Well I hopefully don't have to worry about that anymore...Just got back from Bass Pro with some fishing stuff and a brand new XPS iT 10/10 on board charger...just have to install it now..Thanks for the info guys...also Jim the battery showed up yesterday 3-1-12 thanks again...


----------



## limige (Sep 2, 2005)

Mine lasted 7 yrs. I'm happy.
I was told when I bought mine some have bad cell issues, usually get an exchange no problem. Not something to throw a fit about.

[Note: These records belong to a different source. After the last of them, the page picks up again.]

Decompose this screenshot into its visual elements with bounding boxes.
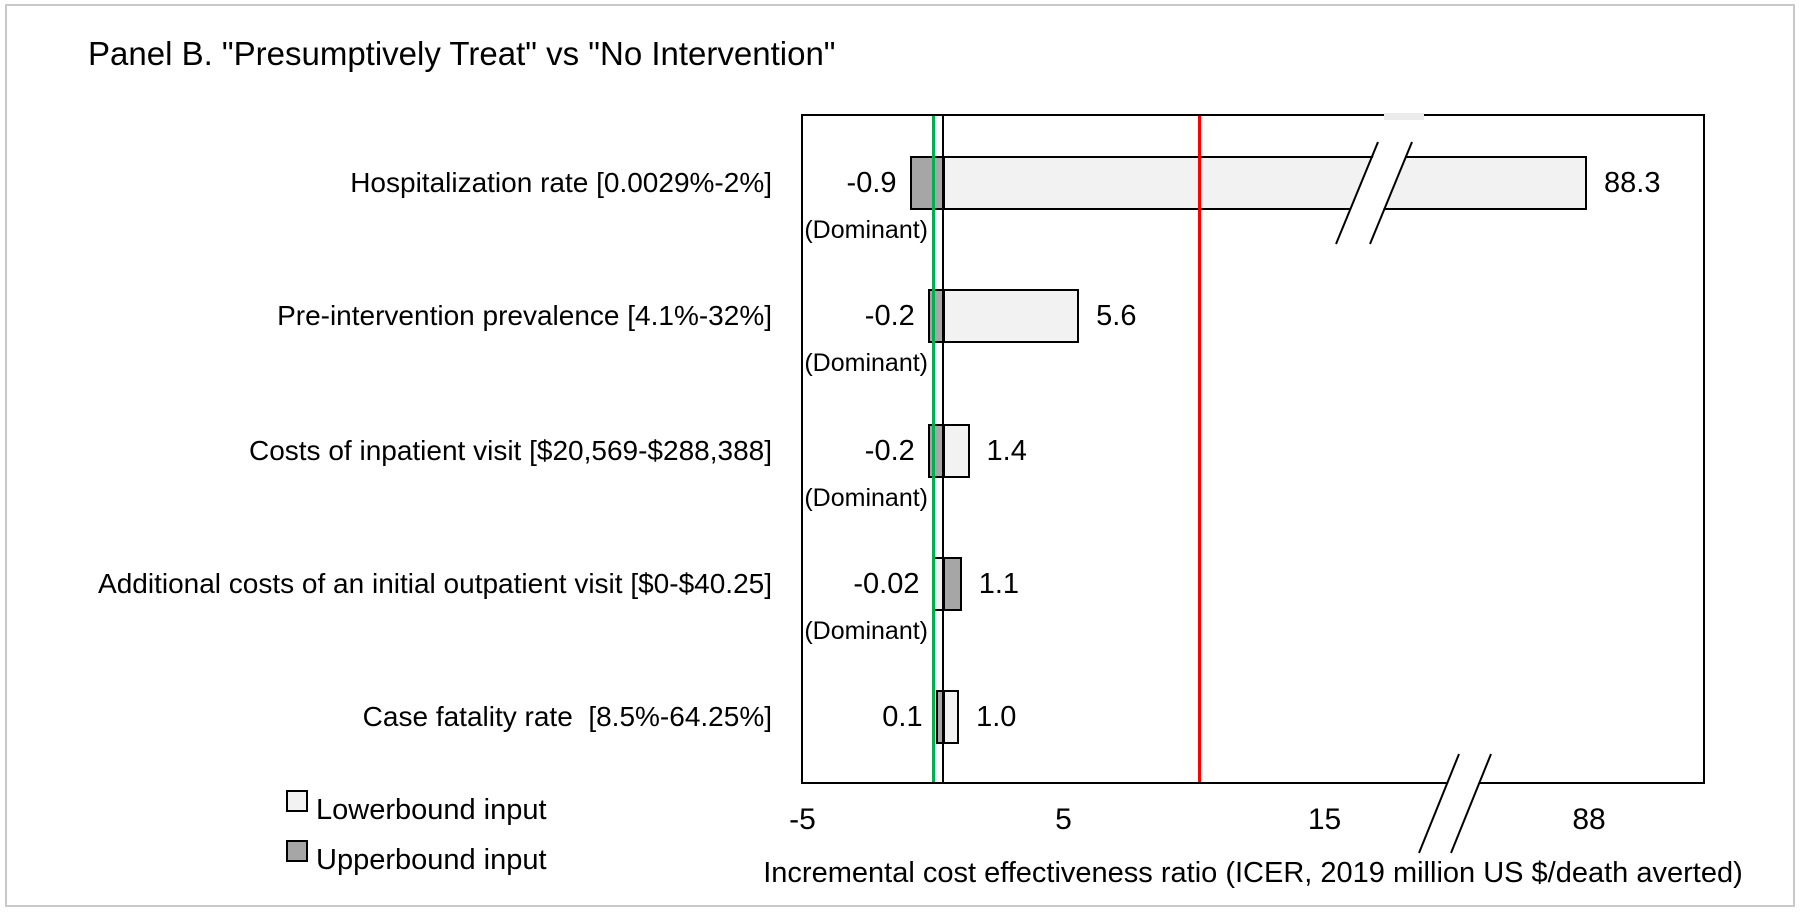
bar-value-label-high: 5.6	[1096, 300, 1137, 332]
legend-swatch-lowerbound	[286, 790, 308, 812]
bar-segment-lowerbound	[943, 424, 970, 478]
x-axis-title: Incremental cost effectiveness ratio (IC…	[763, 857, 1743, 889]
base-case-icer-line	[942, 116, 945, 782]
bar-value-label-low: -0.2	[864, 300, 915, 332]
category-label: Costs of inpatient visit [$20,569-$288,3…	[248, 435, 772, 466]
category-label: Case fatality rate [8.5%-64.25%]	[362, 701, 772, 732]
category-label: Pre-intervention prevalence [4.1%-32%]	[277, 300, 772, 331]
bar-value-label-low: -0.9	[846, 167, 897, 199]
bar-segment-lowerbound	[943, 690, 960, 744]
bar-segment-lowerbound	[943, 289, 1080, 343]
x-tick-label: 88	[1572, 803, 1606, 836]
x-tick-label: 15	[1307, 803, 1342, 836]
legend-swatch-upperbound	[286, 840, 308, 862]
legend-label-upperbound: Upperbound input	[316, 844, 547, 876]
x-tick-label: -5	[789, 803, 816, 836]
bar-value-label-low: -0.2	[864, 435, 915, 467]
bar-value-label-low: -0.02	[853, 568, 920, 600]
category-label: Hospitalization rate [0.0029%-2%]	[350, 167, 772, 198]
dominant-annotation: (Dominant)	[804, 617, 928, 645]
legend-label-lowerbound: Lowerbound input	[316, 794, 547, 826]
threshold-line	[1197, 116, 1201, 782]
bar-value-label-high: 1.0	[976, 701, 1017, 733]
bar-value-label-high: 1.1	[978, 568, 1020, 600]
bar-value-label-low: 0.1	[882, 701, 923, 733]
dominant-annotation: (Dominant)	[804, 216, 928, 244]
bar-segment-lowerbound	[943, 156, 1587, 210]
bar-segment-upperbound	[909, 156, 945, 210]
x-tick-label: 5	[1055, 803, 1072, 836]
bar-segment-upperbound	[943, 557, 962, 611]
chart-title: Panel B. "Presumptively Treat" vs "No In…	[88, 35, 836, 72]
dominant-annotation: (Dominant)	[804, 349, 928, 377]
bar-value-label-high: 88.3	[1604, 167, 1661, 199]
zero-line	[931, 116, 935, 782]
bar-value-label-high: 1.4	[986, 435, 1027, 467]
category-label: Additional costs of an initial outpatien…	[98, 568, 772, 599]
dominant-annotation: (Dominant)	[804, 484, 928, 512]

I'm running regular acid batteries now, they suck. Can't tip them have to watch fume issues and corrosion


----------



## limige (Sep 2, 2005)

OptimaJim said:


> Dan, I'm glad to hear your situation is being resolved. Even if you contacted us a day or two after your warranty had expired, we're not going to split hairs over such an insignificant amount of time passing.
> 
> Ih772, I'm glad you asked the question you did about how the battery has been stored for the last two years, even though it went unanswered. Whenever any battery is discharged below 12.4 volts and left in that state, sulfation begins to form, which diminishes both capacity and lifespan. We're getting ready to head into fishing season and in the battery business, that means a spike in calls from folks who have left their batteries sitting in discharged states all winter long.
> 
> ...


Thanks for taking time to visit our forum and support your product.


----------



## Priority1 (Feb 5, 2006)

It's great to see that this issue was resolved by a responsible company. 

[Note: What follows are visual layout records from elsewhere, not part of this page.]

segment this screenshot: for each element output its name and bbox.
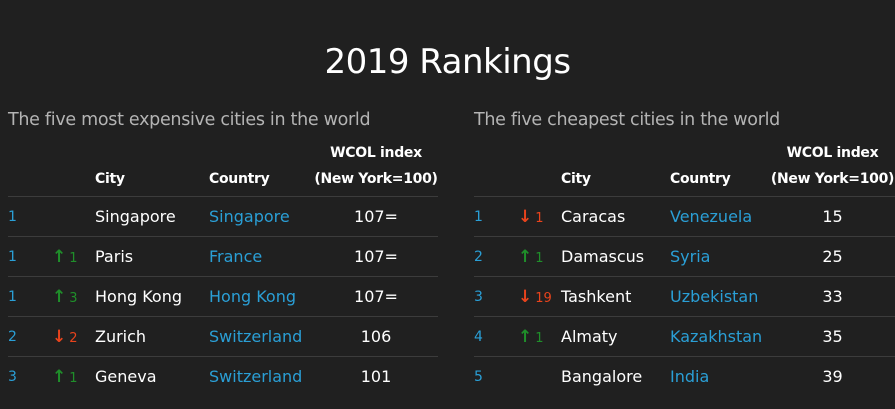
table-row: 1 ↑ 1 Paris France 107= [8,236,438,277]
country-link[interactable]: Syria [670,236,770,277]
index-header: WCOL index (New York=100) [314,140,438,197]
page-title: 2019 Rankings [324,42,571,82]
wcol-index: 107= [314,196,438,237]
country-link[interactable]: France [209,236,314,277]
wcol-index: 107= [314,276,438,317]
country-link[interactable]: Venezuela [670,196,770,237]
index-header: WCOL index (New York=100) [770,140,895,197]
country-link[interactable]: Switzerland [209,367,303,386]
city: Caracas [561,196,670,237]
wcol-index: 15 [770,196,895,237]
rank: 2 [8,316,52,357]
city: Geneva [95,367,157,386]
city-header: City [95,140,209,197]
rank-change: ↓ 1 [518,196,561,237]
table-row: 2 ↓ 2 Zurich Switzerland 106 [8,316,438,357]
table-row: 1 ↓ 1 Caracas Venezuela 15 [474,196,895,237]
country-link[interactable]: Switzerland [209,316,314,357]
rank: 1 [8,196,52,237]
arrow-up-icon: ↑ [52,286,67,307]
table-row: 3 ↑ 1 Geneva Switzerland 101 [8,357,438,397]
expensive-subtitle: The five most expensive cities in the wo… [8,110,371,130]
wcol-index: 106 [314,316,438,357]
country-header: Country [670,140,770,197]
rank: 4 [474,316,518,357]
rank: 1 [8,236,52,277]
rank-change [518,357,561,397]
arrow-up-icon: ↑ [52,366,67,387]
arrow-down-icon: ↓ [518,206,533,227]
country-link[interactable]: India [670,367,710,386]
rank-change [52,196,95,237]
city: Hong Kong [95,276,209,317]
rank-change: ↑ 1 [518,236,561,277]
wcol-index: 25 [770,236,895,277]
rank: 5 [474,368,483,385]
wcol-index: 35 [770,316,895,357]
rank: 1 [8,276,52,317]
arrow-up-icon: ↑ [52,246,67,267]
city: Singapore [95,196,209,237]
rank: 3 [474,276,518,317]
rank: 2 [474,236,518,277]
arrow-down-icon: ↓ [518,286,533,307]
country-link[interactable]: Kazakhstan [670,316,770,357]
city: Paris [95,236,209,277]
city: Damascus [561,236,670,277]
rank-change: ↑ 1 [52,366,78,387]
country-link[interactable]: Uzbekistan [670,276,770,317]
rank-change: ↓ 19 [518,276,561,317]
cheapest-subtitle: The five cheapest cities in the world [474,110,780,130]
rank: 1 [474,196,518,237]
wcol-index: 39 [822,367,843,386]
arrow-up-icon: ↑ [518,326,533,347]
wcol-index: 33 [770,276,895,317]
city-header: City [561,140,670,197]
table-row: 4 ↑ 1 Almaty Kazakhstan 35 [474,316,895,357]
rank-change: ↓ 2 [52,316,95,357]
arrow-down-icon: ↓ [52,326,67,347]
wcol-index: 107= [314,236,438,277]
country-link[interactable]: Singapore [209,196,314,237]
table-row: 1 ↑ 3 Hong Kong Hong Kong 107= [8,276,438,317]
city: Almaty [561,316,670,357]
table-row: 5 Bangalore India 39 [474,357,895,397]
city: Bangalore [561,367,643,386]
city: Tashkent [561,276,670,317]
table-header: City Country WCOL index (New York=100) [474,140,895,197]
table-row: 2 ↑ 1 Damascus Syria 25 [474,236,895,277]
country-link[interactable]: Hong Kong [209,276,314,317]
table-row: 3 ↓ 19 Tashkent Uzbekistan 33 [474,276,895,317]
rank-change: ↑ 1 [518,316,561,357]
expensive-table: City Country WCOL index (New York=100) 1 S… [8,140,438,396]
rank: 3 [8,368,17,385]
rank-change: ↑ 1 [52,236,95,277]
rank-change: ↑ 3 [52,276,95,317]
arrow-up-icon: ↑ [518,246,533,267]
table-header: City Country WCOL index (New York=100) [8,140,438,197]
table-row: 1 Singapore Singapore 107= [8,196,438,237]
cheapest-panel: The five cheapest cities in the world Ci… [474,110,895,396]
country-header: Country [209,140,314,197]
cheapest-table: City Country WCOL index (New York=100) 1 ↓… [474,140,895,396]
city: Zurich [95,316,209,357]
expensive-panel: The five most expensive cities in the wo… [8,110,438,396]
wcol-index: 101 [360,367,392,386]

What is bad some folks just look at the headlines. Newspapers are great for this. If you just look at the bold print a good company gets a bad rap. It's always best to wait before posting potentially damaging information. As it was also mentioned sometimes neglect causes premature failure, and the customer is p!ssed and the company gets slammed. Just like in newspapers when the damage is done on the front page headlines the correction comes in fine print on the back page. My two cents and a nickel to boot.


----------



## Dan9811 (Dec 8, 2007)

You wouldn't be upset if you spent a day of emailing, at least 15 emails back and forth and was told that the warranty started on a sunday the day you bought it while it was at a warehouse and not the day you received it 5 days later. Also the last thing I was told was sorry its out of warranty that day. I didn't start this post until the next day. What if you were told to take that battery on an 80 mile round trip to get it tested. You wouldn't be upset. I have a place 3 miles from my house in Dryden that is an Interstate Battery dealer. The lady wanted me to go to Flint. I have the emails where I found the place on IB website. The second place she told me to go was in Lake Orion, oh yeah it's closed. You wouldn't be upset. I put this post up knowing someone was watching (Optima Jim) and sent an email asking for a supervisor to contact me because for my warranty to start the day I bought it online and not recieved it was not customer friendly.

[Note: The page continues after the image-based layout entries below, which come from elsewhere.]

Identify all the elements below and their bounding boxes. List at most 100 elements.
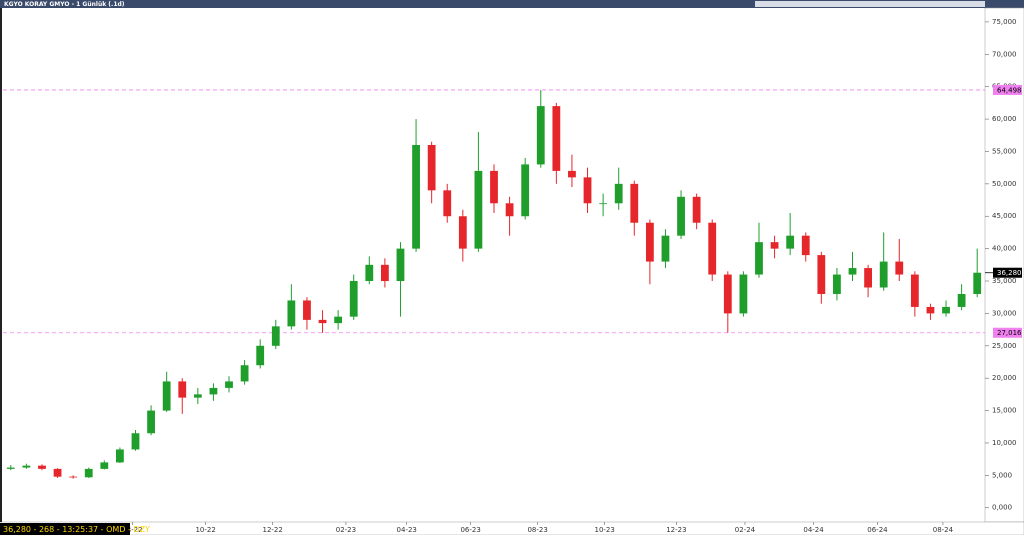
x-tick-label: 08-23: [527, 526, 547, 534]
candle-body: [645, 222, 654, 262]
candle-body: [817, 255, 826, 294]
candle-body: [879, 261, 888, 288]
candle-body: [349, 281, 358, 317]
y-tick-label: 25,000: [992, 342, 1017, 350]
candle-body: [505, 203, 514, 217]
x-tick-label: 04-24: [803, 526, 824, 534]
y-tick-label: 70,000: [992, 50, 1017, 58]
candle-body: [84, 468, 93, 478]
candle-body: [303, 300, 311, 320]
y-tick-label: 55,000: [992, 147, 1017, 155]
candle-body: [396, 248, 405, 282]
candle-body: [6, 467, 15, 469]
candle-body: [786, 235, 795, 249]
y-tick-label: 0,000: [992, 504, 1012, 512]
y-tick-label: 75,000: [992, 18, 1017, 26]
candle-body: [801, 235, 810, 256]
chart-title: KGYO KORAY GMYO - 1 Günlük (.1d): [4, 1, 125, 8]
status-box: [0, 523, 130, 535]
reference-label-box: [993, 84, 1022, 95]
y-tick-label: 60,000: [992, 115, 1017, 123]
x-tick-label: 10-23: [594, 526, 614, 534]
y-tick-label: 35,000: [992, 277, 1017, 285]
candle-body: [490, 170, 498, 204]
candle-body: [942, 306, 950, 314]
candle-body: [225, 381, 233, 388]
reference-label: 64,498: [997, 86, 1022, 94]
candle-body: [599, 203, 608, 205]
candle-body: [630, 183, 639, 223]
candle-body: [116, 449, 124, 463]
candle-body: [661, 235, 670, 262]
status-text: 36,280 - 268 - 13:25:37 - OMD - DZY: [3, 525, 150, 534]
y-tick-label: 40,000: [992, 245, 1017, 253]
candle-body: [957, 293, 966, 307]
candle-body: [256, 345, 265, 366]
last-price-box: [993, 267, 1022, 278]
last-price-label: 36,280: [997, 269, 1022, 277]
candle-body: [271, 326, 280, 346]
candle-body: [38, 465, 46, 469]
candle-body: [614, 183, 623, 204]
candle-body: [833, 274, 841, 294]
candle-body: [536, 106, 545, 165]
x-tick-label: 02-23: [336, 526, 356, 534]
candle-body: [677, 196, 685, 236]
reference-label-box: [993, 327, 1022, 338]
candle-body: [412, 144, 420, 249]
y-tick-label: 45,000: [992, 212, 1017, 220]
candle-body: [443, 190, 452, 217]
candle-body: [973, 272, 982, 294]
y-tick-label: 50,000: [992, 180, 1017, 188]
candle-body: [755, 242, 763, 275]
candle-body: [334, 316, 343, 324]
candle-body: [22, 465, 31, 468]
y-tick-label: 10,000: [992, 439, 1017, 447]
candle-body: [193, 394, 202, 398]
candle-body: [427, 144, 436, 191]
candle-body: [365, 264, 374, 282]
candle-body: [848, 268, 857, 275]
x-tick-label: 10-22: [195, 526, 215, 534]
candle-body: [895, 261, 904, 275]
candle-body: [739, 274, 748, 314]
candle-body: [69, 476, 78, 478]
candle-body: [209, 387, 218, 395]
candle-body: [162, 381, 171, 411]
candle-body: [474, 170, 483, 249]
candle-body: [131, 433, 140, 450]
candle-body: [380, 264, 389, 282]
x-tick-label: 12-22: [262, 526, 282, 534]
y-tick-label: 20,000: [992, 374, 1017, 382]
candle-body: [318, 319, 327, 324]
y-tick-label: 5,000: [992, 471, 1012, 479]
x-tick-label: 02-24: [735, 526, 756, 534]
candle-body: [521, 164, 530, 217]
y-tick-label: 30,000: [992, 309, 1017, 317]
candle-body: [568, 170, 576, 178]
candle-body: [100, 462, 109, 469]
candle-body: [53, 468, 62, 477]
x-tick-label: 08-22: [122, 526, 142, 534]
candle-body: [240, 365, 249, 382]
x-tick-label: 12-23: [666, 526, 686, 534]
left-edge: [0, 8, 2, 522]
x-tick-label: 04-23: [397, 526, 417, 534]
y-tick-label: 15,000: [992, 407, 1017, 415]
candle-body: [864, 268, 872, 288]
x-tick-label: 06-24: [867, 526, 888, 534]
candle-body: [926, 306, 935, 314]
candle-body: [910, 274, 919, 307]
candle-body: [287, 300, 296, 327]
toolbar[interactable]: [755, 1, 985, 7]
candle-body: [770, 242, 779, 249]
candle-body: [723, 274, 732, 314]
candle-body: [583, 177, 592, 204]
x-tick-label: 08-24: [933, 526, 954, 534]
candle-body: [458, 216, 467, 249]
reference-label: 27,016: [997, 329, 1022, 337]
candle-body: [178, 381, 187, 398]
top-bar: [0, 0, 1024, 8]
x-tick-label: 06-23: [460, 526, 480, 534]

Also this was my first High performance AMG, always had lead acid and had no problems for years, I researched and found that Optima was considered by most the top brand. I obviously wasn't prepared to babysit the battery when I used it three times (10 hours) from being bumped to a different shift at work, moving two households to one, and having to help take care of 3 little ones under 5 years old.

Well I received my new battery the other day and took steps to preventing it again and went and dropped $200.00 on an on-board charger so it doesn't happen again. 

I have the emails from the lady at Optima not you guys, I have them saved if I needed them at a later date. I THANK Jim for getting a hold of me. I don't know if he helped get this straightend out but if he did it's a double THANKS. If anyone of you were in my position and dropped that kind of coin(which alot of you do) you would have been upset with the responses I got in email.

Sorry so long, Dan


----------



## ebijack (Apr 20, 2009)

It was good that you got taken care of. I had a similar problem with a minnkota 101 co-pilot. But i was *not* taken care of at all. I am running an I-pilot, but if motorguide had a product that was of the same features I wouldn't hesitate to buy motorguide. kudo's that someone at optima views this site and tries to help.


----------



## Erik the Bold (Nov 30, 2005)

I've never had good luck with Optima batteries. :sad:

Spent 20+ years offshore racing and found the best for my money was Deka, manufactured by East Penn.

Their marine batteries are almost bullet proof and last considerably longer than anything I've tried. We would typically get 4-years out of a set in a racing environment. 

The last one I finally replaced in the wife's boat was over 10 years old. Even the distributor in Center Line was amazed.

See: http://www.dekabatteries.com/assets/base/1741.pdf

I always took care of them, though....... Stayed on m.p. controlled charger all winter in a heated garage.


----------



## OptimaJim (Jun 30, 2010)

MOTOMAN91, I appreciate your post. I could tell folks the same thing about batteries going bad from neglect, but it always helps to have an independent voice weigh in with a similar experience. Dan, I'm glad to hear your battery arrived safely. limige, I'm happy to help whenever folks have questions or concerns about our products. 

Unfortunately, Dan's situation is not unique. Standard warranty procedure for battery purchases is to return them to the original place of purchase for warranty service, including online sales. Unfortunately, not everyone who sells our batteries online is an authorized retailer and as such, some of those retailers do not honor our warranty. That is why I encourage anyone who is considering a battery purchase to review the warranty policy and procedure before making a purchase, regardless of brand. Warranty service for online purchases can take several days to process, as the battery typically needs to be shipped back to the original retailer for testing and replacement, if necessary. Alternatively, batteries purchased at brick & mortar retailers can usually offer faster turnaround times for warranty service and many of those retailers have locations nationwide that will accept warranty returns on products purchased at one of their stores.


Jim McIlvaine
eCare Manager, OPTIMA Batteries, Inc.
www.facebook.com/optimabatteries


----------